Meaningful evaluation of students with a visual impairment is an especially complicated task. The population of students with visual impairment is diverse. Often these students have additional impairments that impact their growth and progress. The combined effects must be closely examined to determine effective instructional strategies. Meaningful evaluation will depend on the knowledge and ability of staff to administer tests and interpret results. Good evaluation and assessment results are essential to provide a foundation for the educational planning process.
This book, Making Evaluation Meaningful, is intended to provide guidance to evaluation personnel, teachers of the visually impaired, and families in making the best possible decisions regarding student evaluation.

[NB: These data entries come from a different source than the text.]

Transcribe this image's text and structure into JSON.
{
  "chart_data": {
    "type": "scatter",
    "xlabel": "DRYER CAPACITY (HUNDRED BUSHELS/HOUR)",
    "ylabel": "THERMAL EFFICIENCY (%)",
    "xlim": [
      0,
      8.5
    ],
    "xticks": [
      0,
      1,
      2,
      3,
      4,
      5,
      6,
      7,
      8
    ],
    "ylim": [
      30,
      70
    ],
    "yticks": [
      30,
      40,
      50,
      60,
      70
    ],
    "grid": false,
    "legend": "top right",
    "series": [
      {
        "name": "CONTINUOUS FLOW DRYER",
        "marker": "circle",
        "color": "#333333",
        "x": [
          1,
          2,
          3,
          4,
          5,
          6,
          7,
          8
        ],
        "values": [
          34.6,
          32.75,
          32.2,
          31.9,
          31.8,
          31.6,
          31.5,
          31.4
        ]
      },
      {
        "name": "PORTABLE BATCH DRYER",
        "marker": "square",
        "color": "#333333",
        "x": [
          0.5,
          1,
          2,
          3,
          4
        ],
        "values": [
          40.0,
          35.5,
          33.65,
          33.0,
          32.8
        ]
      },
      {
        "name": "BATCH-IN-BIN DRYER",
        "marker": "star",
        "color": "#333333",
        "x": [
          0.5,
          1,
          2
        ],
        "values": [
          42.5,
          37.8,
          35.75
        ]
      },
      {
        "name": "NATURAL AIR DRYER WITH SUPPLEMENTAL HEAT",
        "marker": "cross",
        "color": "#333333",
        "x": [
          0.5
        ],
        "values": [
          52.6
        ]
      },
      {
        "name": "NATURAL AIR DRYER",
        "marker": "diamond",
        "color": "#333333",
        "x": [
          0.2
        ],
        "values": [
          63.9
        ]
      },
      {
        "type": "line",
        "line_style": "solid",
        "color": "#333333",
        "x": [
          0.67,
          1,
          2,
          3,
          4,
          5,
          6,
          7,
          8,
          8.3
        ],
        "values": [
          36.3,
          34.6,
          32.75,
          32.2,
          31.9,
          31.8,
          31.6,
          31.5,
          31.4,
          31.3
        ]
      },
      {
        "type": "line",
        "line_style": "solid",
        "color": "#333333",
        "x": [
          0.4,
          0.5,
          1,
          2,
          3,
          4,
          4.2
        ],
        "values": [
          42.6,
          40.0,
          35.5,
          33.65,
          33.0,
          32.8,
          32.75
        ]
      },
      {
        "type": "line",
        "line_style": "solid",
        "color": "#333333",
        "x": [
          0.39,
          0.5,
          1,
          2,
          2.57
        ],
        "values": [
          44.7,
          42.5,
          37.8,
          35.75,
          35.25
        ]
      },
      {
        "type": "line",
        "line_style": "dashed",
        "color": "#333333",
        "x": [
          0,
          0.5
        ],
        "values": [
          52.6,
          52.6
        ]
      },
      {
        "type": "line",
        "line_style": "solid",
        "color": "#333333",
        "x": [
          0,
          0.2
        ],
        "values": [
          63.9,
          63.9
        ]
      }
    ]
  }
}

The beginning chapters include basic information about the characteristics of students with visual impairment, as well as information about preparing for evaluation, including helpful observation and interview protocols.
The individual chapters of this guide include pertinent information on types of testing such as Intelligence Testing, Adaptive Behavior Testing, Emotional Behavior Testing, and Educational Evaluations. Specifically addressed are many of the additional impairments seen in our student population, such as Mental Retardation, Learning Disabilities, Autism/Pervasive Development Disorders (PDD), Traumatic Brain Injury, and Significant Multiple Impairment. Extensive Case Studies are included for each of these chapters to allow readers to understand how the concepts are applied in an evaluation situation.